More than 100 people, many of them in wheelchairs who were attending a program for people with cerebral palsy, were evacuated yesterday afternoon from a Northeast Washington building after being exposed to carbon monoxide fumes.
Five were taken to George Washington University Hospital for minor exposure to the fumes, fire officials said.
D.C. fire officials said a gasoline-powered saw used by a contractor about noon caused a moderate buildup of the gas inside the International Business Mall building in the 1800 block of New York Avenue NE.
The building houses several businesses and a day program run by the United Cerebral Palsy organization. None of those involved in that organization and no one who suffers from cerebral palsy was taken to the hospital for treatment, authorities said.
The evacuees were sheltered from the heat in tents after being escorted out of the building. They were driven home in vans after emergency workers evaluated them.
Some people inside the building initially complained of headaches and nausea, authorities said. One of the five people taken to the hospital also suffered from asthma, officials said.

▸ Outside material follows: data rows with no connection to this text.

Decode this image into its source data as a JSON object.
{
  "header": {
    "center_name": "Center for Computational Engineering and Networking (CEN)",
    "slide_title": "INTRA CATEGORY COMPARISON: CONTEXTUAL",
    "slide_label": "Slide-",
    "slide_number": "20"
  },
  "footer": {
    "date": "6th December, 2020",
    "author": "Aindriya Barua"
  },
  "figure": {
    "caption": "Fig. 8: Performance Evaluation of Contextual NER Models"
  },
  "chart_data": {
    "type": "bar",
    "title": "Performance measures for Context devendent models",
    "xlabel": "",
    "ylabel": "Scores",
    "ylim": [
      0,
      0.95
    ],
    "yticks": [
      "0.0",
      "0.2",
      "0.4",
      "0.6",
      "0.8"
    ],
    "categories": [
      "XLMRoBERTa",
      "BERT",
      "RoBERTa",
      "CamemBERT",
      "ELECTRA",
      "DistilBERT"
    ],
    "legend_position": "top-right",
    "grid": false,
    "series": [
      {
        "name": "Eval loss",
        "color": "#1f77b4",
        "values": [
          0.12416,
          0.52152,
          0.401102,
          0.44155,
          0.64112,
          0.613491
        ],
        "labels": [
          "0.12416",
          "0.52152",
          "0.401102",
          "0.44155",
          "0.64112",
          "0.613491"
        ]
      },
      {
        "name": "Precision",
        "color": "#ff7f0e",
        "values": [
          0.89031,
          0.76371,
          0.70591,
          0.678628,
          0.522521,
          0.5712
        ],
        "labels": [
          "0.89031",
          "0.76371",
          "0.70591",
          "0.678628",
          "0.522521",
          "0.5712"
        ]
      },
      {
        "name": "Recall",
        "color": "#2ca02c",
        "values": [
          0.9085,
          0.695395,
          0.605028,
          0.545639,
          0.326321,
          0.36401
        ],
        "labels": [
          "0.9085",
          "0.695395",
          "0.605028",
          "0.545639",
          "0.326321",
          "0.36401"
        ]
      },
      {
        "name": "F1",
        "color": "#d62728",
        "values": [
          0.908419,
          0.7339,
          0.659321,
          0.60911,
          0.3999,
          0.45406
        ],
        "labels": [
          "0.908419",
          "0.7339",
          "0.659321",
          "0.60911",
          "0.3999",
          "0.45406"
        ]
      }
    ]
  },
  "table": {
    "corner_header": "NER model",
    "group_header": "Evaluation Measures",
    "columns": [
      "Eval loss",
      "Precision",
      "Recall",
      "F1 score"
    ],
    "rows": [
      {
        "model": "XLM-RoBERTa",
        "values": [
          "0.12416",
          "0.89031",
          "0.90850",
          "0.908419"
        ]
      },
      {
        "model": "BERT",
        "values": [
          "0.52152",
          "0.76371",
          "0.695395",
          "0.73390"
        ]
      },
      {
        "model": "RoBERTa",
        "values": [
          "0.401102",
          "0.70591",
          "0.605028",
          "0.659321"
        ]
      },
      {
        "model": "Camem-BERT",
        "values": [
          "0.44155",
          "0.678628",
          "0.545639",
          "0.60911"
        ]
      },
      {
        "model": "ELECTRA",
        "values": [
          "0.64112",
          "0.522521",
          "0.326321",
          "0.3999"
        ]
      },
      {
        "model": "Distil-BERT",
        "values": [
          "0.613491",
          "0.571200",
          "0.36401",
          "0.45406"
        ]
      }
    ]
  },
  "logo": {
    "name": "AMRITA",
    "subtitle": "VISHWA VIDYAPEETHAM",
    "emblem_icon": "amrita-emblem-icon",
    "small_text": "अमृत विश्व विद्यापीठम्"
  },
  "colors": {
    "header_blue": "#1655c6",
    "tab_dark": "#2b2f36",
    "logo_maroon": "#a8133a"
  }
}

Firefighters and paramedics evaluated 110 people at the scene and gave oxygen and water to about 30, said Alan Etter, a fire department spokesman.
Etter said emergency workers took special care in evaluating those with cerebral palsy because they were wheelchair-bound and had difficulty communicating.
Firefighters and employees in the building said the contractors were operating a gas-powered saw and did not properly ventilate the area. Fumes from the saw's exhaust quickly filled the building, fire officials said.
Workers with the contractor, Brookbank Core Drilling & Sawing Inc., declined to comment at the scene. They referred questions to a supervisor, who declined to give his name and said he was looking into what happened. An employee who answered the telephone at Brookbank's offices in Waldorf said the company had no comment on the incident.
Carbon monoxide is an odorless gas that can cause headaches and dizziness in moderate amounts. Exposure to high levels of the gas can cause unconsciousness, brain damage and death.
Several employees in the building said they didn't know anything was wrong until firefighters told them to evacuate.
"We were not aware of it until the firefighters came and told us to leave the building," said Greg Okure, a project manager for Micon Construction Inc., a company on the building's second floor.